Consiglio di Stato – Sezione Quarta – Dec. del 26.07.2008, n. 3694

Il Consiglio di Stato in sede giurisdizionale (Sezione Quarta) ha pronunciato la seguente

DECISIONE

sul ricorso in appello n. 10202 del 2007, proposto da L. Francesco contro

il Ministero dell’Economia e delle Finanze, in persona del Ministro pro tempore, rappresentato e difeso dall’Avvocatura Generale dello Stato, presso cui domicilia in Roma, alla via dei Portoghesi n.12, Roma;

per la riforma

della sentenza del Tribunale amministrativo regionale per l’Emilia Romagna, Sezione II^ di Bologna, n. 2775/2006.

Visto il ricorso con i relativi allegati; Visti gli atti tutti della causa; Relatore, alla pubblica udienza dell’8 luglio 2008, il Presidente Giovanni Vacirca; Uditi l’avv.to A. per delega dell’avv. I. e l’avv. dello Stato Greco; Ritenuto e considerato quanto segue:

FATTO e DIRITTO

Il ricorrente, deducendo di aver subito, durante il suo periodo di servizio presso la Tenenza di Ischia della Guardia di Finanza negli anni 1997-1999, reiterati comportamenti vessatori da parte del Comandante pro – tempore della Tenenza, quali continue minacce di trasferimento, frasi ingiuriose, sottoposizione ad orari e turni di servizio particolarmente onerosi e discriminatori, negazione dei riposi compensativi spettanti, ed altri ripetuti comportamenti complessivamente integranti una fattispecie di “mobbing”, ha chiesto al TAR dell’Emilia-Romagna il risarcimento del danno alla salute per la patologia che di lì a poco lo colpiva (dissezione aortica acuta) e per i postumi del conseguenziale intervento chirurgico (sostituzione valvolare aortica, sostituzione dell’aorta discendente e dell’emiarco inferiore con protesi), ravvisando in tali evenienze un importante contributo causale dello stress subito sul lavoro e riproponendo questioni già proposte dinanzi al TAR della Campania con ricorso n. 12443/01, respinto con sentenza 7 maggio 2003 n. 5163, successivamente confermata con decisione di questa Sezione 14 aprile 2006, n. 2156.

A dimostrazione del nesso causale tra lo stress psico-fisico dovuto alla condotta del Comandante e l’infermità che lo ha colpito, il ricorrente, depositata una relazione peritale, chiedeva l’esperimento della C.T.U. sul punto.

Per la prova dei numerosi episodi di vessazione riferiti chiedeva ammettersi prova testimoniale, indicando nominativamente i singoli testi – per lo più colleghi all’epoca di riferimento – in grado di riferire sui fatti.

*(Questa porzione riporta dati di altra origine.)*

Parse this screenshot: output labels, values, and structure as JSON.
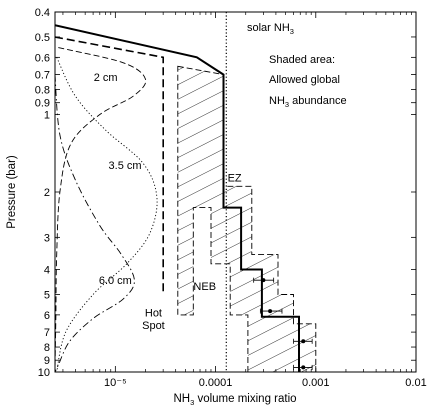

Il TAR, rilevato che la maggior parte di questi testi avevano già dichiarato (le singole dichiarazioni sono state acquisite e depositate in atti dall’Amministrazione) di non ricordare i riferiti comportamenti del Comandante, cioè di rammentare talvolta l’occasione o l’evento riferito dal ricorrente, ma comunque di non ricordare il comportamento tenuto nell’occasione dal Comandante, e tanto meno di poter riferire su comportamenti scorretti tenuti dal medesimo, concludeva che il ricorrente non aveva offerto alcun principio di prova relativamente all’elemento oggettivo dell’invocato illecito aquiliano e respingeva il ricorso. La sentenza era notificata il 16 febbraio 2007, su istanza dell’Avvocatura dello Stato, al difensore del ricorrente presso la segreteria del TAR, in mancanza di elezione di domicilio in Bologna.

Ha proposto appello il ricorrente con atto notificato il 30 novembre 2007. Deve preliminarmente esaminarsi l’eccezione di tardività dell’appello sollevata dalla difesa dell’Amministrazione con memoria depositata il 10 aprile 2008.

L’eccezione è fondata, alla luce della giurisprudenza secondo cui l’art. 35, comma 2, t.u. Cons. Stato (r.d. 26 giugno 1924 n. 1054), nella parte in cui stabilisce che il ricorrente – che non abbia eletto nel ricorso domicilio in Roma – si intende averlo eletto, per gli atti e gli effetti del ricorso presso la segreteria del Consiglio di Stato, deve ritenersi applicabile per analogia al processo dinanzi ai Tar, nel senso che il ricorrente debba eleggere domicilio presso la sede capoluogo o in quella staccata ove si svolgerà il processo, sicché altrimenti il domicilio si intende eletto (anche ai fini della notifica della sentenza idonea a far decorrere il termine breve per appellare, nonché ai fini della notifica dell’appello) presso la segreteria del tribunale (Cons. Stato, IV, 31 gennaio 2005, n. 215; Cons. Stato, VI, 30 dicembre 2005, n. 7610; Cons. Stato, V, 11 maggio 2004, n. 2929; Cons. Stato, VI, 6 giugno 2003, n. 3177; Cons. Stato, V, 14 ottobre 1992, n. 1004; Cons. Stato, V, 13 luglio 1992, n. 639; Cons. Stato, V, 26 maggio 1990, n. 461).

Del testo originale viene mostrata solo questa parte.